The fact of the matter is, neglecting cyber security in vehicles is no longer an option. With every sensor in a car a potential attack surface, and the number of sensors on the average vehicle only expected to increase, more care needs to be put into ensuring their integrity. A single-faceted defense falls short too, with the unfortunate reality of cyber security being that there is no panacea, no one-trick-beats all solution to stopping cyber-attacks. Without a multifaceted, multi-layer cyber security approach the cars of tomorrow are doomed to devolve into unmistakable targets for malicious hackers, putting the lives, information, and privacy of riders at stake.
To the average company’s Chief Information Security Officer (CISO) , the importance of strong cyber security is a given. Due to its physically invisible nature however, it is often difficult for those not directly involved with the development and/or maintenance of a cyber defense system to properly comprehend its significance.
In addition to its invisible nature, the way cyber-attacks are conducted adds confusion for those not knowledgeable in the subject. As Alex Blau of the Harvard Business Review puts it: “The problem with these mental models is that they treat cybersecurity as a finite problem that can be solved, rather than as the ongoing process that it is. No matter how fortified a firm may be, hackers, much like water, will find the cracks in the wall. That’s why cybersecurity efforts have to focus on risk management, not risk mitigation.”
The fundamental difference being highlighted here, is that cyber defense is a process that must be constantly monitored, constantly kept up to date with updates to ward of the latest threats, as they appear. It is not enough to simply enact countermeasures and leave them in a static state – assuming they will always suffice to keep your data safe.

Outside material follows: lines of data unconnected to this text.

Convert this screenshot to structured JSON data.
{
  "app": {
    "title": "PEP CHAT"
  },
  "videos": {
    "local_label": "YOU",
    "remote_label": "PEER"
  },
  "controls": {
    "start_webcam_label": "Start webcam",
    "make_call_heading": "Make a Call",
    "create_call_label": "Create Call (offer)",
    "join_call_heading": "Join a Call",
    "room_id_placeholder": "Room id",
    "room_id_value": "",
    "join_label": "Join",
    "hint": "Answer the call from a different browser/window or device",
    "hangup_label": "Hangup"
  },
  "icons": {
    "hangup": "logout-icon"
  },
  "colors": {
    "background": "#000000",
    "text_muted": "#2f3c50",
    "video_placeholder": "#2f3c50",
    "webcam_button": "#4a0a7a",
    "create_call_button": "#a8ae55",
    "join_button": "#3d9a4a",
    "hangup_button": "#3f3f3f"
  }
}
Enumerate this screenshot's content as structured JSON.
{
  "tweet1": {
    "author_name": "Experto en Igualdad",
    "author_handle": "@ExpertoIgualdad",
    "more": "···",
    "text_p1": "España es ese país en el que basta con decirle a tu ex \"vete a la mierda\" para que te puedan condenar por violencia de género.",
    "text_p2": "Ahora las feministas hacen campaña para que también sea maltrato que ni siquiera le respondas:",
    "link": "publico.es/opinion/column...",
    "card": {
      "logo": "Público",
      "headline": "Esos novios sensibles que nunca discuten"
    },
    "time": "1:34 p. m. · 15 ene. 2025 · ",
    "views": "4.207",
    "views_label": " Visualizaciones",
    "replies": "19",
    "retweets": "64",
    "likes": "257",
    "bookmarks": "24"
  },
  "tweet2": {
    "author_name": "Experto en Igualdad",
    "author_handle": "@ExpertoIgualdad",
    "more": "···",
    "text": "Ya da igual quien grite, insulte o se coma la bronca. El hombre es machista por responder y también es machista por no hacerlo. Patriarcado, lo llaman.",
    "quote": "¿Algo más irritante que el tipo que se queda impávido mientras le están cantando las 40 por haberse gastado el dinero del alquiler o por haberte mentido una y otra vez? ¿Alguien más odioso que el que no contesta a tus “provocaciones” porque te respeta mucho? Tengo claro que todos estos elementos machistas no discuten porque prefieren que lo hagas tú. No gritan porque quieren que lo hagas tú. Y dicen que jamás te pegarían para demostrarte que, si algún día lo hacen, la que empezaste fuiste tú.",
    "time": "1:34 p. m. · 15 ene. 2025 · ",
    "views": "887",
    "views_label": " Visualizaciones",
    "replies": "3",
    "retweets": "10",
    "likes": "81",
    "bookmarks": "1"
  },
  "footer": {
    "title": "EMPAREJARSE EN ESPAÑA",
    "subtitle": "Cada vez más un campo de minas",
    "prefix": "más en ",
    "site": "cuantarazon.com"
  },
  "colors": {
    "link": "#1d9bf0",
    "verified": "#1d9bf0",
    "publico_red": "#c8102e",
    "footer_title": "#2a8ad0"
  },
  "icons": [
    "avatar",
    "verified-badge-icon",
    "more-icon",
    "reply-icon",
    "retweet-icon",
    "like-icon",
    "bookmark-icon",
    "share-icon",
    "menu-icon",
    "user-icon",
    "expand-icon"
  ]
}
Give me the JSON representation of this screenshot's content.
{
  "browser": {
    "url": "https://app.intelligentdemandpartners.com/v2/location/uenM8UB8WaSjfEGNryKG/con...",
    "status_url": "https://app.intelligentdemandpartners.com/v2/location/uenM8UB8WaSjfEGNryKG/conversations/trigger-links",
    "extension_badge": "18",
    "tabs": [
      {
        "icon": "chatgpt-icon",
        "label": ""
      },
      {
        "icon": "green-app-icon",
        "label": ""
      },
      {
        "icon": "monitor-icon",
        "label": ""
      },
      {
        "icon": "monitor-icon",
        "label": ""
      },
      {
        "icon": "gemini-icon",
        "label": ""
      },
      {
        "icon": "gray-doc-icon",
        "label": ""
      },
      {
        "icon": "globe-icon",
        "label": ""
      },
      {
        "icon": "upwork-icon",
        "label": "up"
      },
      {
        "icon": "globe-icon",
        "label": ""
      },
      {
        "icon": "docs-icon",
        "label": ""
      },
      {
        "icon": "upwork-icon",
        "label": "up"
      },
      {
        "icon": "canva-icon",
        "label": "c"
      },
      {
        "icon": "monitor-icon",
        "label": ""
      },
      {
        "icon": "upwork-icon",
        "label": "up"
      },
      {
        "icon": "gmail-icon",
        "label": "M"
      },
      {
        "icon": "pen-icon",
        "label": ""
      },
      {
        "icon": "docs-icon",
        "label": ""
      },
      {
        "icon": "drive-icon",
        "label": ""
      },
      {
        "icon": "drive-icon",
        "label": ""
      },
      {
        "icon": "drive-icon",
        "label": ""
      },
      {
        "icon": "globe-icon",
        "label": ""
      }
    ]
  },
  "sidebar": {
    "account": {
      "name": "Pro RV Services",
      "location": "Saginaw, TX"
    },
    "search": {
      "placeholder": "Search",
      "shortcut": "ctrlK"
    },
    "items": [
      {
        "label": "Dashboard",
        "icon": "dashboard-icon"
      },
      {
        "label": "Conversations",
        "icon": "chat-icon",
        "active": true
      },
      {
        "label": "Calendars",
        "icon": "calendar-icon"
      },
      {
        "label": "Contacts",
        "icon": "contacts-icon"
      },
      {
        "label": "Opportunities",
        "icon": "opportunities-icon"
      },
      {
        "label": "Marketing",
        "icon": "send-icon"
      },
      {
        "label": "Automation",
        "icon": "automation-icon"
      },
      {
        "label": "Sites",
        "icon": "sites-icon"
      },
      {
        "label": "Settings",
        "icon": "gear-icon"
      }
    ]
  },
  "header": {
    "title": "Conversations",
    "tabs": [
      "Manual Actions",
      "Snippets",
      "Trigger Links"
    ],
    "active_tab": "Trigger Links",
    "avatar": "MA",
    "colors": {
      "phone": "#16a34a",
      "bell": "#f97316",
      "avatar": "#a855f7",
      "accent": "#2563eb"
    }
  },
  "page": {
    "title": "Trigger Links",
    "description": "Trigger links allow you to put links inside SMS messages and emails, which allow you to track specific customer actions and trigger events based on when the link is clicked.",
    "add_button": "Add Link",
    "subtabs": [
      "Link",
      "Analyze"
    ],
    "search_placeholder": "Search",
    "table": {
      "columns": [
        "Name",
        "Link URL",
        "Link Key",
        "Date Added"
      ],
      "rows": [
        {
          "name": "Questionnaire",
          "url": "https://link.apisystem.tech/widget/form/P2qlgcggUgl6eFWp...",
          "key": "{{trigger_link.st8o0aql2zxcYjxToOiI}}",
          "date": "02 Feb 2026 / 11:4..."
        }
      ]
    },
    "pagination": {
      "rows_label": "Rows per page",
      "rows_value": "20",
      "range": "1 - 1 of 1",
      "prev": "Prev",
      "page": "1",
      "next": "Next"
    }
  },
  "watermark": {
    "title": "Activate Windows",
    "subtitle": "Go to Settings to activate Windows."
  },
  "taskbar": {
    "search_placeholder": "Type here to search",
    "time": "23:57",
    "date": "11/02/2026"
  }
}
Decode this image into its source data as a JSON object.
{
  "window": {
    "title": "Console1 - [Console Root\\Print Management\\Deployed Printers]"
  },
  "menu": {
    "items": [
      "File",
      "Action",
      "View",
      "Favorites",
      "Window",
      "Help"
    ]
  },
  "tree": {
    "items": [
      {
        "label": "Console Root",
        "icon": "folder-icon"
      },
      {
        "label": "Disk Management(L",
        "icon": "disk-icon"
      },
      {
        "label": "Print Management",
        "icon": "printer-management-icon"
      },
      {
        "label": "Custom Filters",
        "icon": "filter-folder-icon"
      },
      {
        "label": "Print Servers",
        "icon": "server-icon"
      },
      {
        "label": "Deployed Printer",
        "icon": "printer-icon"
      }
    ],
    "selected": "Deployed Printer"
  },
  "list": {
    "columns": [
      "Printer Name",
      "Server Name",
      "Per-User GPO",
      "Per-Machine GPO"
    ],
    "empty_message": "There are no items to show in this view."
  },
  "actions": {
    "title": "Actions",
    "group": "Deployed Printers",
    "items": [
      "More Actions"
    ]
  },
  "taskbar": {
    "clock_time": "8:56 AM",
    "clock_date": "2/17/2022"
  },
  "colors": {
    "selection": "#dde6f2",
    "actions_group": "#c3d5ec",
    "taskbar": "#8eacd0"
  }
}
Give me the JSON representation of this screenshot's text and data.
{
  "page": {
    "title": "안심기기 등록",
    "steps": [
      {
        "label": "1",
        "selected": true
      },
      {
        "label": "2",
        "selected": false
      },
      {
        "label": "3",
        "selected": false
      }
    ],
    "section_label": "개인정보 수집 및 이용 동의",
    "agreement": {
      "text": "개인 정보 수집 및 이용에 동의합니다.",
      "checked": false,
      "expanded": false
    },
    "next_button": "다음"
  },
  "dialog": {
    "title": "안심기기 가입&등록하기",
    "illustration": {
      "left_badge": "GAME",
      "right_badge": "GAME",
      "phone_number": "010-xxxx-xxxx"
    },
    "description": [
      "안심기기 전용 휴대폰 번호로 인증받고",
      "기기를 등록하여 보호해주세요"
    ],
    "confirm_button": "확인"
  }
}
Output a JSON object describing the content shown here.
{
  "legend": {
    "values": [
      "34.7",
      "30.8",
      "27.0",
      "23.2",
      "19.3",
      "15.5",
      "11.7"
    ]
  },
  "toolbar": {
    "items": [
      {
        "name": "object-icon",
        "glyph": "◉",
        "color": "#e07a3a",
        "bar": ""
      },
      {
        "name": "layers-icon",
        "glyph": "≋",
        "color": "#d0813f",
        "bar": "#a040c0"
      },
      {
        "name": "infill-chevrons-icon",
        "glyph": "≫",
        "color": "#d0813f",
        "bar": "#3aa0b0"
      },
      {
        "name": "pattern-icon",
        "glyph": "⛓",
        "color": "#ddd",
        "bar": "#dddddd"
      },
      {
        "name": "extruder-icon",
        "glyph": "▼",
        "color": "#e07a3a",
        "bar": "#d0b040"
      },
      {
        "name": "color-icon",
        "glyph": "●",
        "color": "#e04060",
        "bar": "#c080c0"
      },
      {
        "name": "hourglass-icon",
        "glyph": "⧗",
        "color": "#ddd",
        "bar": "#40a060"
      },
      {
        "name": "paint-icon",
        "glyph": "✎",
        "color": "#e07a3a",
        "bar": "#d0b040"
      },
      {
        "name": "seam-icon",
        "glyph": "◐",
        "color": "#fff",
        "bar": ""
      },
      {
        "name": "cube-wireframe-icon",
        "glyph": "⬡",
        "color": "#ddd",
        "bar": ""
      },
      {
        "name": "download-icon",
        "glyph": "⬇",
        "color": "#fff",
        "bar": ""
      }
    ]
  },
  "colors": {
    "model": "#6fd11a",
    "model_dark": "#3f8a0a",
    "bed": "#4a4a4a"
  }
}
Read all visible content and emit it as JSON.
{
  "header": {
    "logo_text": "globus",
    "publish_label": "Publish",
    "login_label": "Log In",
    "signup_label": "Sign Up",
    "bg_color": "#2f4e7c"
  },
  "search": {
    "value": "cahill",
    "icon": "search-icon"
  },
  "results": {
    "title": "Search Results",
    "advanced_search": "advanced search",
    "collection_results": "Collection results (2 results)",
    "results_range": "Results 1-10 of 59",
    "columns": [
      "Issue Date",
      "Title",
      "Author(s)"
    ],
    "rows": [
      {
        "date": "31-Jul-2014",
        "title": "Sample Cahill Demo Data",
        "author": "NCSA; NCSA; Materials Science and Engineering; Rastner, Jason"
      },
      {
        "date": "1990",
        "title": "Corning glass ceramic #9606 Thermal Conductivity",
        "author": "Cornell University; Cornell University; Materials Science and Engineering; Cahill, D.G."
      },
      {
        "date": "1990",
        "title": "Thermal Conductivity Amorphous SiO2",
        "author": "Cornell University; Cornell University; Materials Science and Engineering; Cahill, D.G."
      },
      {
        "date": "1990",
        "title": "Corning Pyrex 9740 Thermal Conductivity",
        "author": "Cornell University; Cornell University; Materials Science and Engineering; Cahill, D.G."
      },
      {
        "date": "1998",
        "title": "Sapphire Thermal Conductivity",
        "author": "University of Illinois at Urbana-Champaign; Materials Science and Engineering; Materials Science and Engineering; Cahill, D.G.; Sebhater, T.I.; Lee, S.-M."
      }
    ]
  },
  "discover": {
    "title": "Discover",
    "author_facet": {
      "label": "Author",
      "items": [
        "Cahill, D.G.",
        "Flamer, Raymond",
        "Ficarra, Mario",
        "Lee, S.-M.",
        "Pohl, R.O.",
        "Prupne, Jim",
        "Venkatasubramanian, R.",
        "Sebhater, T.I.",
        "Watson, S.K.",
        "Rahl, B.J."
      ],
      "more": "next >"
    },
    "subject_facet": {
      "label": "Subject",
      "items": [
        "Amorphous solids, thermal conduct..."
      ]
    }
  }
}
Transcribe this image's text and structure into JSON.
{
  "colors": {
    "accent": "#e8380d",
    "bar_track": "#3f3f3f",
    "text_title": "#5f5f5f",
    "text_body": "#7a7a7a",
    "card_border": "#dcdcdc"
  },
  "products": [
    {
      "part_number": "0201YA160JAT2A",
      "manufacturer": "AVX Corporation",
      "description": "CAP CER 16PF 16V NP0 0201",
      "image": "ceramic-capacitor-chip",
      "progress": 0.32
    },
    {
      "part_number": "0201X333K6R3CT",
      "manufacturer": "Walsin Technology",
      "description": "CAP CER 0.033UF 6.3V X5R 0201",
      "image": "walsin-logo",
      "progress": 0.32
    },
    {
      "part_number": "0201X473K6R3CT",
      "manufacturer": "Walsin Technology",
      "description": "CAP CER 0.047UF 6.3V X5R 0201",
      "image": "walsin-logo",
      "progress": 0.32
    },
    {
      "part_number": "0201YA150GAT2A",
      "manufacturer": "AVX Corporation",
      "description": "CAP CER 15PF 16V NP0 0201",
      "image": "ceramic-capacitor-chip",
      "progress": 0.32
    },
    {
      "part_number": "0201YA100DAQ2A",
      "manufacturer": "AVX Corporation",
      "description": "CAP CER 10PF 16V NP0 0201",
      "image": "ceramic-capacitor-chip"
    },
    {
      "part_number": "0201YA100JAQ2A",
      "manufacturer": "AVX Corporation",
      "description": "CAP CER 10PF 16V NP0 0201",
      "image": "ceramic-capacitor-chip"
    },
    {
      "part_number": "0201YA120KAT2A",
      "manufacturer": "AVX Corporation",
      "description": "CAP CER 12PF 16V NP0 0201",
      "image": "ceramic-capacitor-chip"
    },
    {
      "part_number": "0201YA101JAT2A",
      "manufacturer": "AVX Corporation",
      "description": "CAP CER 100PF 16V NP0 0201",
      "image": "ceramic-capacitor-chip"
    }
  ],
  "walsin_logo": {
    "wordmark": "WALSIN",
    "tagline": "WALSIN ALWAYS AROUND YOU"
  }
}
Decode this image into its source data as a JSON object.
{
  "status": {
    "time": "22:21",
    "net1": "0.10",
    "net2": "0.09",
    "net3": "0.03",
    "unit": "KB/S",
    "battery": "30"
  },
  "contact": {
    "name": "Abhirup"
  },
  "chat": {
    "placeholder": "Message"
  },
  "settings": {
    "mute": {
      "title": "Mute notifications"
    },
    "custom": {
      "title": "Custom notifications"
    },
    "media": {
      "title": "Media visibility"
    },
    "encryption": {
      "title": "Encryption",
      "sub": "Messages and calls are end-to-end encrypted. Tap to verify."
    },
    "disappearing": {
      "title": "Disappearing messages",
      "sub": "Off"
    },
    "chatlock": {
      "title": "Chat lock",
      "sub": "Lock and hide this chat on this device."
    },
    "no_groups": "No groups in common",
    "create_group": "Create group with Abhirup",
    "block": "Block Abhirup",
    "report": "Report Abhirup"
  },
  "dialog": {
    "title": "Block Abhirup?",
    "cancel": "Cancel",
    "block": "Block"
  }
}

This important distinction is one of the driving motivations behind the design and architecture of SecureOTA, the over the air updates piece of our SecureIoT suite. In an environment where new, undocumented cyber-attacks can occur at any time, the need for a fast-responding, always up-to-date security system cannot be neglected.
This critical functionality has been shown to have lasting benefits in the cyber security realm, as was seen at the time of a Tesla model S exploit back in 2015. According to Wired, while Fiat Chrysler was forced to recall 1.4 million cars due to a cyber exploit in the same year, Tesla was able to remedy a similar issue with little more than a software update.
A cyber security system is to a castle as updates to the system are provisions. While rather pessimistic, the reality of cyber defense is that every castle is under siege, and without the constant support updates provide, collapse is inevitable.